Last week, it was the Netherlands that seemed to come around to tighter export controls on advanced chipmaking equipment shipment to China. News reports suggest that Japan has also now agreed in principle to the same. This makes the US measures announced in October more effective. To be sure, it is not just about the cutting-edge technology, but to ensure the US and its allies maintain a large gap over China. The exports bans are aimed at 14-nanometer or smaller chip technology, which is at least three generations behind the latest that are commercially available. China's most advanced chipmaker, Semiconductor Manufacturing International Corp, is understood to be capable of making 7-nanometer chips with 14-nanometer technology according to reports. 

The dollar edged a little past yesterday's high (~JPY137.85) earlier today to record a new high for the month but stalled in front of JPY138.00. The US 10-year Treasury yield rose for the third consecutive session yesterday, the longest advance in a month (for a cumulative gain of nearly 20 bp after falling almost 16 bp in the previous two sessions) but is a little softer today.
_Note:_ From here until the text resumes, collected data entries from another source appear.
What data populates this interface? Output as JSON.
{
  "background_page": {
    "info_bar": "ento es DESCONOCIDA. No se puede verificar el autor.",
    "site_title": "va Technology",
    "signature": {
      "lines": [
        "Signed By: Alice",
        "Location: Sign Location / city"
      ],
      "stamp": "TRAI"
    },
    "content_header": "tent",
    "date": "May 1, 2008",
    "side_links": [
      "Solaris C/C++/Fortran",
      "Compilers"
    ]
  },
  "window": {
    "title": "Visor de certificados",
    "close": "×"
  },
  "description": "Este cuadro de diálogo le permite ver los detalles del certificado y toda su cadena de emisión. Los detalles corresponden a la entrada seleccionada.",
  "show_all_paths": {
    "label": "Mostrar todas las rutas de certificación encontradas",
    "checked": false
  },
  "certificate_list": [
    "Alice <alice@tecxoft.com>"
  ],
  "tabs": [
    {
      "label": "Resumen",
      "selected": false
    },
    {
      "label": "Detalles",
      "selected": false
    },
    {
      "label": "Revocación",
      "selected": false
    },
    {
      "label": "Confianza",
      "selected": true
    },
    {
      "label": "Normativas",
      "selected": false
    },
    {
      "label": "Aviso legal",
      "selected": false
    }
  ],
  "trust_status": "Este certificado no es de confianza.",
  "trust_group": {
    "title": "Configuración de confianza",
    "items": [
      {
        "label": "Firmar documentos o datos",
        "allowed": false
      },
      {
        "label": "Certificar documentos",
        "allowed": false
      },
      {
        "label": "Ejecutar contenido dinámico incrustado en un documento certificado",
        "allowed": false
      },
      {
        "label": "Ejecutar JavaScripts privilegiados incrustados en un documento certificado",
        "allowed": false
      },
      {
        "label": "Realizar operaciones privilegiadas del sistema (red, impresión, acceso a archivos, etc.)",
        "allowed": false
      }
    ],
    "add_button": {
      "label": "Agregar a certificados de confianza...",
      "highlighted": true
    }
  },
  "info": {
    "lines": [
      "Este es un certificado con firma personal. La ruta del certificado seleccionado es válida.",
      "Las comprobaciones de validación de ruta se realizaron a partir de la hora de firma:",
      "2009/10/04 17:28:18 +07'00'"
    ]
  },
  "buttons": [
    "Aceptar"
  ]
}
The 20-day moving average is near JPY138.25, and the greenback has not traded above it since November 4. A dip in late Asian turnover slightly below JPY137.35 found new buyers. The Australian dollar was turned back from the $0.6800 area yesterday and fell to about $0.6730 to test the 20-day moving average. It is consolidating with a firmer bias in yesterday's range. There are options for almost A$710 mln struck at $0.6800 that expire today. Many participants see the Aussie as a G10 proxy for China, suggesting its potential vulnerability. Meanwhile, the greenback traded on both sides of yesterday's narrow range against the Chinese yuan and is still little changed around CNY6.98. It is the fifth consecutive session that the dollar has not traded above CNY7.0. The PBOC set the dollar's reference rate at CNY6.9746, while the median projection in Bloomberg's survey was for CNY6.9777.

Europe

The UK employment data does not appear to change the likelihood that the Bank of England delivers a 50 bp hike at Thursday's meeting. The swaps market has about a 25% chance of a 75 bp hike discounted, practically unchanged from a week ago. The ILO measure of unemployment ticked up to 3.7% in the three months through October from 3.6% in the three months through September. Payrolls rose by 107k in November after increasing by a revised 79k in October (initially 74k). Employment, based on the labor force survey rose by 27k in the three months through October, well above the median forecast in Bloomberg's survey for a 17k decline. Average wages, excluding bonuses rose 6.1% in the three months through October from 5.8% in September. Including bonus pay, income edged up to 6.1% from 6%. Private sector pay slowed slightly, while public sector (where the strike activity is concentrated) to by 2.7% in the three months through October from 2.2%. The takeaway is the labor market continue to hold up well in the face of the weakening economy.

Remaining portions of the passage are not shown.